Teach him? She was appalled. But, controlling her feelings, she remained cool. “How do you do, James?”
“Excellently, thank you.”
She tried not to flinch as they shook hands – especially as his needed washing. “Would you mind telling me why you’re dressed like that?”
“Ah,” he said. “You haven’t had the chance to meet me in my socially acceptable persona yet have you?”
She shook her head. Did he have a socially acceptable persona? It seemed barely believable.
“Well, let me tell you,” James said, “I dress very smartly when I’m in that guise.” He dragged back the seat next to her, and slouched into it. Juliet tried to avoid recoiling.
“I “I first started dressing up like this,” he continued, “shortly after I was appointed to my position at Edinburgh.”
“Why was that?”
“I saw that everyone around me hunted honour and prestige. So it seemed a good idea to try shame and squalor instead. My plan was to do it every few days.” He paused. “And then, well, I must admit I got hooked.”
“That sounds fascinating, James, but I still don’t see how…”
“The Shadow,” interrupted Edgar. “That’s what you call it, don’t you, James?”
“Exactly.” James seized upon the prompt Edgar offered. “The Shadow is Jung’s term for the dark side of ourselves. And in my case, it’s had one or two extra advantages. I’ve picked up a few cameo roles from film production companies – and not least when the BBC’s been filming up my way.”
“Isn’t that cheating?” Juliet asked. “Earning money from it?”
“Not if you’ve got an Equity card it isn’t.” He leered at Juliet, displaying his ghastly dentures once more. She could only speculate that he must have a very well-stocked stage makeup kit.

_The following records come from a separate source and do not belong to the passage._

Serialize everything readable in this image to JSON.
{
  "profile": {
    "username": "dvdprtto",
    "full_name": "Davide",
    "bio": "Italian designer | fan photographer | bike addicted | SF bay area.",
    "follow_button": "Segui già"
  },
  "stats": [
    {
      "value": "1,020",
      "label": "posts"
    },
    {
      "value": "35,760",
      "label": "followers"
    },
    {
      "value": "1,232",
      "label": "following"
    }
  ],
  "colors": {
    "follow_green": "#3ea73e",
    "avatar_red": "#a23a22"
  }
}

He grabbed the cheeseboard, smearing it with grimy marks.
“No, James,” cried Laura. “Wash your hands first.”
“If you say so, lady.” He scraped his chair back, lurched to his feet, and sloped across to the sink, where he began to run the hot water.
“So,” Juliet said, when he returned with cleaner hands. “You were Craig’s mentor, were you?” She struggled to suppress the laughter bubbling up in her.

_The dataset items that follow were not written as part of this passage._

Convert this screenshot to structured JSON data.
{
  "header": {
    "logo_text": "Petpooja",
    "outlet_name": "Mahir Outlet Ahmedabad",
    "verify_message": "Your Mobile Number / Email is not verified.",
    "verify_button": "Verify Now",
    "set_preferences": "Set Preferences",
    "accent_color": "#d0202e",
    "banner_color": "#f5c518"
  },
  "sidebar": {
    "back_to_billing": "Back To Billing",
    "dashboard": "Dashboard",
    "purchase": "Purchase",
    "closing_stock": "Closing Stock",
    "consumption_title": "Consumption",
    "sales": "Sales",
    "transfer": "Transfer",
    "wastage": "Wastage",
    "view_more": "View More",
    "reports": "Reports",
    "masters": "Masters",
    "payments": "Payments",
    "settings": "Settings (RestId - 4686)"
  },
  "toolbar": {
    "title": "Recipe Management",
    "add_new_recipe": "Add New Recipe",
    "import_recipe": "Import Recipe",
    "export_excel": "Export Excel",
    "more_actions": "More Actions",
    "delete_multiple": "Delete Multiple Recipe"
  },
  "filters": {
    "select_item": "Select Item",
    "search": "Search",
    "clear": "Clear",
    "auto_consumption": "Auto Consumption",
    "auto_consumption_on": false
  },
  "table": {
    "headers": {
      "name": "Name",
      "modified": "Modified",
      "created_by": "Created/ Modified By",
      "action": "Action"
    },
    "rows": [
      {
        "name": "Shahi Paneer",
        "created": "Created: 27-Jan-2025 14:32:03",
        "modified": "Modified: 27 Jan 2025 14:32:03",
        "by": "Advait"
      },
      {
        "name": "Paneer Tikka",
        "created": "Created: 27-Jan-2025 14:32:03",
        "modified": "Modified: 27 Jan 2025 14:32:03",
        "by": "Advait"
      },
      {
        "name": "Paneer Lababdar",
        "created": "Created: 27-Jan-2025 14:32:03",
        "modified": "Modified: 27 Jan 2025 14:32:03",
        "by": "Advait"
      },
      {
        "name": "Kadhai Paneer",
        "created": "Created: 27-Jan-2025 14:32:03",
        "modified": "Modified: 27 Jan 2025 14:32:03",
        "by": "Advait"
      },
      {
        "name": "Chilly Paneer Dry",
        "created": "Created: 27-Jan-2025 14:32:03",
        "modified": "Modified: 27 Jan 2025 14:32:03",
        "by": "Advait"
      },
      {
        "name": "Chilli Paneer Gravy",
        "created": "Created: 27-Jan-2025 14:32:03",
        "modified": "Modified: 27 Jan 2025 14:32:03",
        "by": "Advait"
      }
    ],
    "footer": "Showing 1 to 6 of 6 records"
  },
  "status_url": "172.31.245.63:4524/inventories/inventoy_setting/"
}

“Oh yes,” James said, becoming serious. “I met a need in him, one of the many unmet by his father, I might add.”
EXTRACT no. 2 FROM NOVEL “MYSTICAL CIRCLES”
A current of approval rippled up and down the table. Over the other side of the Beaujolais, next to Zoe, a smartly-turned-out man in his forties banged on the table with his spoon. “Well said, Craig.”

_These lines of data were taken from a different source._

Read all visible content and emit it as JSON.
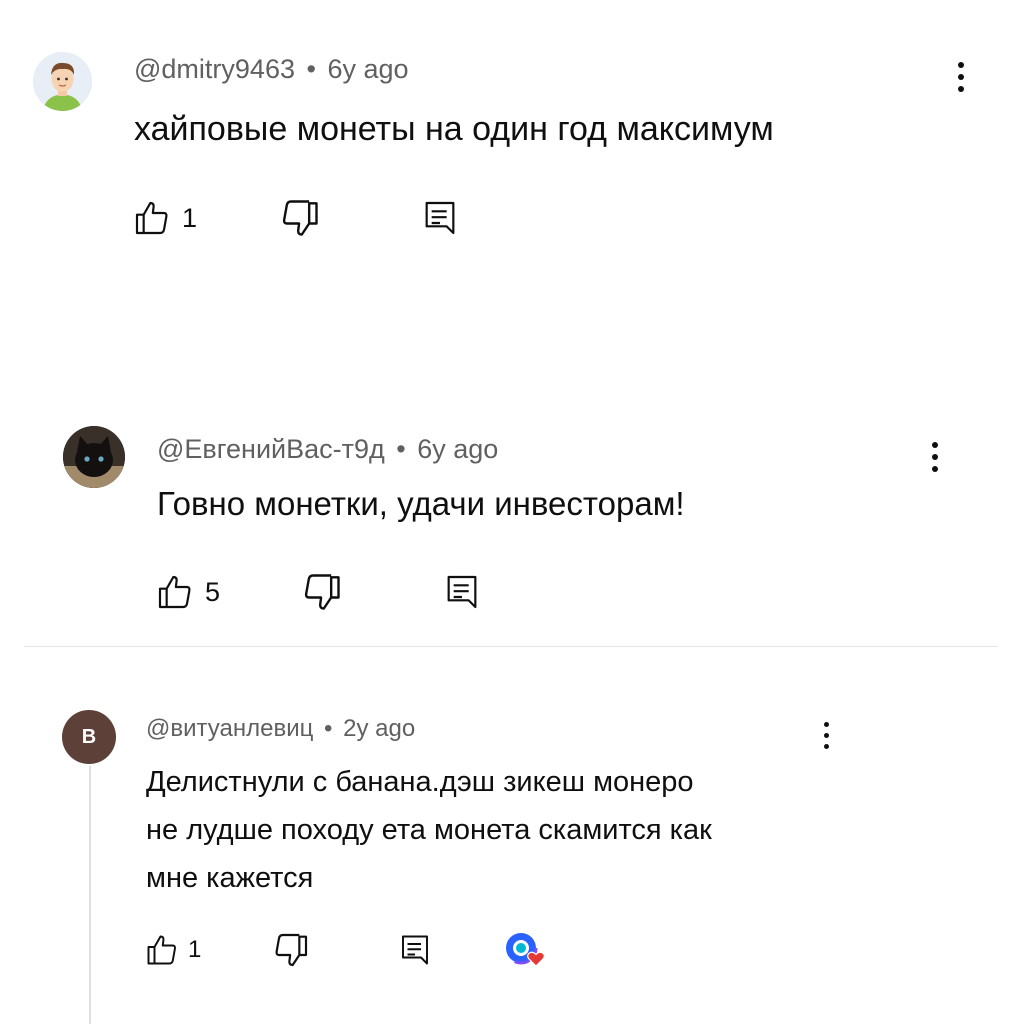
{
  "comments": [
    {
      "author": "@dmitry9463",
      "separator": "•",
      "age": "6y ago",
      "text": "хайповые монеты на один год максимум",
      "likes": "1",
      "avatar_style": "cartoon-man",
      "avatar_bg": "#e8eef5"
    },
    {
      "author": "@ЕвгенийВас-т9д",
      "separator": "•",
      "age": "6y ago",
      "text": "Говно монетки, удачи инвесторам!",
      "likes": "5",
      "avatar_style": "black-cat-photo",
      "avatar_bg": "#2b2420"
    },
    {
      "author": "@витуанлевиц",
      "separator": "•",
      "age": "2y ago",
      "text_lines": [
        "Делистнули с банана.дэш зикеш монеро",
        "не лудше походу ета монета скамится как",
        "мне кажется"
      ],
      "likes": "1",
      "avatar_letter": "В",
      "avatar_bg": "#5d4037",
      "badge_icon": "creator-heart-icon"
    }
  ],
  "colors": {
    "meta_text": "#606060",
    "body_text": "#0f0f0f",
    "heart": "#e53935",
    "badge_blue": "#2962ff"
  }
}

“Thank you, James. Why don’t you start the introductions?”
James! Juliet could barely believe it. He was so different from the vagrant at the lunch table, she would never have identified him as one and the same.
From his neatly-combed hair, distinguished features and elegant bearing, to the shiny brass buttons of his navy blazer, he looked like the sort of person who might command respect anywhere.
She quickly recovered from this slightly troubling reflection. “I met your alter–ego at lunch, didn’t I, James?”
“Indeed you did, Juliet.”
She glanced at the dark smear from his collar up to his cheekbone. He evidently hadn’t washed all traces of his disguise off.
She wondered when he got his Equity card. Presumably he’d fitted his drama training in prior to acting as Craig’s PhD supervisor.